Ahora Jano ya no tiene cuatro ojos. Eso antes. Utilizaba una cara para vislumbrar el mañana y otra para asomarse al ayer. Atenea nació de la cabeza del padre. Crujido de huesos que Jano escuchó por primera vez en el hall del instituto: la diosa, esculpida en bronce, salía del cráneo de Zeus.

Algo bulle en la línea que hay entre futuro y pasado. Y suena otro crujido. Un muñón al principio al que luego le salen ojos y boca. Al fin nace ella, la tercera cara, y el líquido amniótico le cubre las pestañas. Intuye, pero no ve. Se abre el tercer par de ojos y ahí no hay trozos de carne ni pupilas ni nada. Dos cuencas vacías que se llenan con agua. Y el agua discurre hacia lados opuestos: afluentes que desembocan en Heráclito: no te bañarás dos veces en el mismo río. Ella es presente. Tiempo abolido.

Le dicen que ella es una joven, un “yo” que empieza a saberse una. No tiene nombre propio como los demás, con mayúsculas y apellidos, ni DNI. Solo presente. Es una cara de Jano, pero no se reconoce en las cuatro letras. Ella es ella, no él. Para huir de la palabra escrita —un dedo índice que quiere señalarla: tú, tú, tú—, hace suyos los cuerpos ajenos. Ve y huele el mundo no como los adultos. No como algo unívoco sino poliédrico. Manantial de saberes.

Quizá este engendrando vida. Quizá del dolor nazca otro nadie tan libre como ella

Así esquiva ella los disparos de la identidad. Ella es nadie y odiaría llegar a ser alguien.

Y como no tiene nombre, ya no es ella. Ha ido con su abuela a por las pastillas y ahora es él: un farmacéutico que lleva bata blanca y un cúter en la mano. Srrrsrrr. Con él dibuja las figuras que envuelven los códigos de barras y el sonido del metal al atravesar las cajitas. Ay. El sonido del metal al atravesar las cajitas la embriaga. Podría vivir toda una vida a este lado del mostrador: saludando ancianitas, dándoles pastillas para el dolor y placebo para la angustia. Dice adiós a su abuela y al niño de las tres caras. Ve cómo se aleja su cuerpo.

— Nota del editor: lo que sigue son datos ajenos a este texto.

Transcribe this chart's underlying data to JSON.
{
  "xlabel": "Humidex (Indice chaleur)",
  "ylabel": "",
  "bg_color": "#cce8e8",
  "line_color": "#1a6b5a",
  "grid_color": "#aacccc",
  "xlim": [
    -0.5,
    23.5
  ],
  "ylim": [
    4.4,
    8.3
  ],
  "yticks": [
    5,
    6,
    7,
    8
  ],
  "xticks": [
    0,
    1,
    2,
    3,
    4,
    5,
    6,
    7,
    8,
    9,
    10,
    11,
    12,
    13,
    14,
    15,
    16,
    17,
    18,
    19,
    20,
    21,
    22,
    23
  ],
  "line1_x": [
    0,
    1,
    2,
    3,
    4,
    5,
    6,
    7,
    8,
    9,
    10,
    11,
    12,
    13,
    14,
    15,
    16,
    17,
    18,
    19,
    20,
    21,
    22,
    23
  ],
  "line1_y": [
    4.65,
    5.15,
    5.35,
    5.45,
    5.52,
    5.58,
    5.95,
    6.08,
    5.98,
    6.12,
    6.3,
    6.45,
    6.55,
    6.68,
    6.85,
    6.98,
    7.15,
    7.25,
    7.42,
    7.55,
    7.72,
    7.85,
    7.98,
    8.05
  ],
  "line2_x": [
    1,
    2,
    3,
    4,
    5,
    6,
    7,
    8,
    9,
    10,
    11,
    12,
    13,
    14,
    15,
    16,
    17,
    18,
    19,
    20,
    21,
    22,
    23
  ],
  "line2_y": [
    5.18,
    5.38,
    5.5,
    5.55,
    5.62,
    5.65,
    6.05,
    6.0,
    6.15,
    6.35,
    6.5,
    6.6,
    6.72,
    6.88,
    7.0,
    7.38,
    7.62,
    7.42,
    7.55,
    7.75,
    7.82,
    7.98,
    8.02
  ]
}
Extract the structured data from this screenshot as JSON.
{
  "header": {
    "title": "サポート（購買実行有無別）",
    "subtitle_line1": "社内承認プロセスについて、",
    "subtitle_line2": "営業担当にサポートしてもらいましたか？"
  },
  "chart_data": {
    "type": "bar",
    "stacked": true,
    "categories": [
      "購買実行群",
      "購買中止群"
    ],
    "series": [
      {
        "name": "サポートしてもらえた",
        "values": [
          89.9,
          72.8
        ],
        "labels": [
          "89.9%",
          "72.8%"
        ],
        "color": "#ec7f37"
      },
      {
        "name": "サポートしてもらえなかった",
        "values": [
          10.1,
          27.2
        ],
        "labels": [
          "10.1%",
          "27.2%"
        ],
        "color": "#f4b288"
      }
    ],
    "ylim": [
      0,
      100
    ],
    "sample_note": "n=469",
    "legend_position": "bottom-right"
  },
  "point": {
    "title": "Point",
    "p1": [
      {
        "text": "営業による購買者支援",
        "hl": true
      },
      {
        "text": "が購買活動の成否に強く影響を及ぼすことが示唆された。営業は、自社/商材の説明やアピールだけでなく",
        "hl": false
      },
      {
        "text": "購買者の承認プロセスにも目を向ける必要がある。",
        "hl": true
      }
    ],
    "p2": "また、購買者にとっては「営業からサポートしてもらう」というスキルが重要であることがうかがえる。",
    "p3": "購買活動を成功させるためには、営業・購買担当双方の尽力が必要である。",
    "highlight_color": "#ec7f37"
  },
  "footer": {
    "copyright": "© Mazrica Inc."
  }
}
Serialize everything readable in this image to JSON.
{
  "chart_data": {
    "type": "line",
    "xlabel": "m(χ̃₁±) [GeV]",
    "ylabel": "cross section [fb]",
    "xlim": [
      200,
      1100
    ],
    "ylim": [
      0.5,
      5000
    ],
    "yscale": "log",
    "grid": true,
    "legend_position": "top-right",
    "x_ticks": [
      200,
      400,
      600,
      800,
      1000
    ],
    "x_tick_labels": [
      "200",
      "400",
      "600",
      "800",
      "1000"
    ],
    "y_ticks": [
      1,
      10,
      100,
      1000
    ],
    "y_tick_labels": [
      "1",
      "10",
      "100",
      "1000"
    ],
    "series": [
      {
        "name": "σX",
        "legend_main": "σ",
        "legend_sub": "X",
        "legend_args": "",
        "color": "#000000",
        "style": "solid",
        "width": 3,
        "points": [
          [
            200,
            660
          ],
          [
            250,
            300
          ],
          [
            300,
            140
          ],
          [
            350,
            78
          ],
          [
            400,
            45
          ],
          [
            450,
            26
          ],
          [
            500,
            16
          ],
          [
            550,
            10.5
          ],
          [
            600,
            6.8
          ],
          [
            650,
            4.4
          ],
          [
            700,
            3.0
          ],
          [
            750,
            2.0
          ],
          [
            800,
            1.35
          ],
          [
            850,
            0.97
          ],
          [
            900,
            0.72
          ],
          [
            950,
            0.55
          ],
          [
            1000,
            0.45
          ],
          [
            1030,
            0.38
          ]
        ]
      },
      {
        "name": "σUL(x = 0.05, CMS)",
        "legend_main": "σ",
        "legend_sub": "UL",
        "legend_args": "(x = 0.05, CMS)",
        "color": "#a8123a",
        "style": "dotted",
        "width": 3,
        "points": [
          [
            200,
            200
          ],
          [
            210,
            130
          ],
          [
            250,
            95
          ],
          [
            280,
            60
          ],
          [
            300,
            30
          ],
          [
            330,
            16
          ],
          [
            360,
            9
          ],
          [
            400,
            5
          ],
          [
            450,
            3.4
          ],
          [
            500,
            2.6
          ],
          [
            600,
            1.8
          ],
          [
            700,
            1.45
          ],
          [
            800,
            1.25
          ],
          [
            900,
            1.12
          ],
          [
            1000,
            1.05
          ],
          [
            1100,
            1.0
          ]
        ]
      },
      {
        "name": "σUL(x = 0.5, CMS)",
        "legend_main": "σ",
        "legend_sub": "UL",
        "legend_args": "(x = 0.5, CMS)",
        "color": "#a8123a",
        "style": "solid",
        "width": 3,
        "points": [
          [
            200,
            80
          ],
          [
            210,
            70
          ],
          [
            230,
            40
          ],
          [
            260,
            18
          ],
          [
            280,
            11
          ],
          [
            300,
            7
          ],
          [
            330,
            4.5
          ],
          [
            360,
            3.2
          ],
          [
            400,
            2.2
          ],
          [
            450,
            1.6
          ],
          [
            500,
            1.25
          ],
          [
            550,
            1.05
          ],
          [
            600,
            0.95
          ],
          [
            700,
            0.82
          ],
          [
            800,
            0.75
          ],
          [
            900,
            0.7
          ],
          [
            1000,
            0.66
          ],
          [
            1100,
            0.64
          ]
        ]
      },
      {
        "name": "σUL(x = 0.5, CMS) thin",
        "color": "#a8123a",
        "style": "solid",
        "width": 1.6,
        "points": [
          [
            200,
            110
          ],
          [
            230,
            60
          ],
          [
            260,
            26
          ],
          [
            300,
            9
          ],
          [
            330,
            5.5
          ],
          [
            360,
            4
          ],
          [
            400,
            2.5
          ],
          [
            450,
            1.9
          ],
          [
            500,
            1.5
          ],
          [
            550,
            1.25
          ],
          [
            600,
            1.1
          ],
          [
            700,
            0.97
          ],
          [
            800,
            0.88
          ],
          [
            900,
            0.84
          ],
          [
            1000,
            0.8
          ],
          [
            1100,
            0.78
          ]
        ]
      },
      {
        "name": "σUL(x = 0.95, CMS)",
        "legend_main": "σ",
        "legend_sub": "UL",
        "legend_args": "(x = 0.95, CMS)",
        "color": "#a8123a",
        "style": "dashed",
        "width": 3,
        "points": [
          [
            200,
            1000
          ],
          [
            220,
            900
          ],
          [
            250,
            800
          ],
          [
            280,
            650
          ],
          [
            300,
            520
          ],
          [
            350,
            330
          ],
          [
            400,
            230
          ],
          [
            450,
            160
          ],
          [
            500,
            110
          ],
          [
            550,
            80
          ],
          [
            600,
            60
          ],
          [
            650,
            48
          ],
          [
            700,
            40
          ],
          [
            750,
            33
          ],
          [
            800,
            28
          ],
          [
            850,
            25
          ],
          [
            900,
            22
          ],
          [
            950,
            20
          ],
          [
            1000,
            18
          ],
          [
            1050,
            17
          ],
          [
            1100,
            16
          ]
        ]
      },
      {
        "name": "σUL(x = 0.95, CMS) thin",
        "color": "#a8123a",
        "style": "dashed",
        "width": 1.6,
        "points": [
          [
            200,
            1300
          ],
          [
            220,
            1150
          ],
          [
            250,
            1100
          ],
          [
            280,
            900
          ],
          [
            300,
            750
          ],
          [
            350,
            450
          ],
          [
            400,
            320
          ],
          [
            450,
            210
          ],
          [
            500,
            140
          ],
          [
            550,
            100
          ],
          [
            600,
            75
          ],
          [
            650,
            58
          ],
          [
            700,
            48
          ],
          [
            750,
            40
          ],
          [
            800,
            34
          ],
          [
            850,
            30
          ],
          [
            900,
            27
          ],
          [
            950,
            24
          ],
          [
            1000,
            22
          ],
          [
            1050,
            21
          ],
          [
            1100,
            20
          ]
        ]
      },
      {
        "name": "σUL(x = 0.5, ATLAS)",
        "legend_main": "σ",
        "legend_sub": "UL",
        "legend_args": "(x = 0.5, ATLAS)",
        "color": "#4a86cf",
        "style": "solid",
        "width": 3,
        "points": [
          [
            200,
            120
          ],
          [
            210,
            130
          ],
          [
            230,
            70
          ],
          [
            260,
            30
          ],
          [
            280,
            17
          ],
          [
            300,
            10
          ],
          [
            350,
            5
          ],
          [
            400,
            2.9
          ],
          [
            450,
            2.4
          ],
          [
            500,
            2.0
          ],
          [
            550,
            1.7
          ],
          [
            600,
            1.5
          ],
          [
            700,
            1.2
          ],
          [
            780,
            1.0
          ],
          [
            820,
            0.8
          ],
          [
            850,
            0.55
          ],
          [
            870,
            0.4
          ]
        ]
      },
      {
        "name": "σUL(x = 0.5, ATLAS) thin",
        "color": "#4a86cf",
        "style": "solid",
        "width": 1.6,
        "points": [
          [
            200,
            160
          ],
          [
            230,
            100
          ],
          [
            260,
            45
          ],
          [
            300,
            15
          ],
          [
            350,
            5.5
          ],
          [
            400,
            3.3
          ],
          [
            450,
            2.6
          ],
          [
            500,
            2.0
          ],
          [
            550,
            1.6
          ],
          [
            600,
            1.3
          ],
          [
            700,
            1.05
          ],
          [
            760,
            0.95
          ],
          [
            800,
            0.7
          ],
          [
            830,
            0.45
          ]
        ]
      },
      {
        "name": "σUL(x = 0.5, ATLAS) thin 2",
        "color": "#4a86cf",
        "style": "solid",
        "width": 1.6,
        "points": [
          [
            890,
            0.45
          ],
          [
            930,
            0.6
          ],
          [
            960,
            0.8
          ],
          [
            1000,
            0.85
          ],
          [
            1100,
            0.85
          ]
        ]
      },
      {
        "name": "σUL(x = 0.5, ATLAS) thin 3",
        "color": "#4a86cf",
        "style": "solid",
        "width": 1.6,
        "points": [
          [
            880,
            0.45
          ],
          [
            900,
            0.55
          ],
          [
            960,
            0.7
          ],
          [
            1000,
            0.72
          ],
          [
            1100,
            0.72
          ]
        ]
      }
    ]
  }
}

Entra en la farmacia la profe del cole. Del olor a medicamento y a profe de cole nace un aroma que no sabría definir. Mejor así. Sus piernas se mueven solas. Van a la trastienda a por unas pastillas para dormir y una crema anti edad. La profe paga y booosteza. Coge mucho aire: metempsicosis. Transmigración de almas.

Ahora es ella. La misma bata blanca y unos humanos de menor tamaño. Ella no dice, se deja decir: amarillo con azul da verde. Llega el recreo y va a tomar café con los otros. “Tienes mala cara”, le sueltan. Y ella: “No, nada”. Solo eso: nada, no. Y lo que más le gusta de ser esta otra ella son las pastitas que acompañan al café: trocitos de masa cubiertos de azúcar glas. Imita a la joven de la derecha. Come las pastas con delicadeza: el dedo meñique como si tomara el té y la otra mano bajo la cara, como un cuenco para las migas.

Llega a casa y un hombre barbudo arremete contra su cuerpo. Ella no dice sí, lo dice el cuerpo de esta otra ella. Se deja decir sí. Le gusta y aprende un nuevo lenguaje. ¿Cómo sería arremeter de esa forma contra el cuerpo de una mujer?

Ahora es él, un médico de cara redonda, llena de pelos negros. De los otros solo queda la bata blanca. Usa el fonendoscopio y tiembla al escuchar los latidos del corazón de la vieja. Toda una vida y un solo cuerpo. Toda una vida sin saber cuál sería el último. Ella habitará las pieles y los huesos, solo un rato cada vez, y nunca envejecerá. Su corazón no será una patata arrugada.

Y piensa, ya en la cama, que qué bien no haber nacido de un vientre ni tener nombre ni ser alguien. Le duele la cabeza, pero no toma pastillas. Quizá este engendrando vida. Quizá del dolor nazca otro nadie tan libre como ella.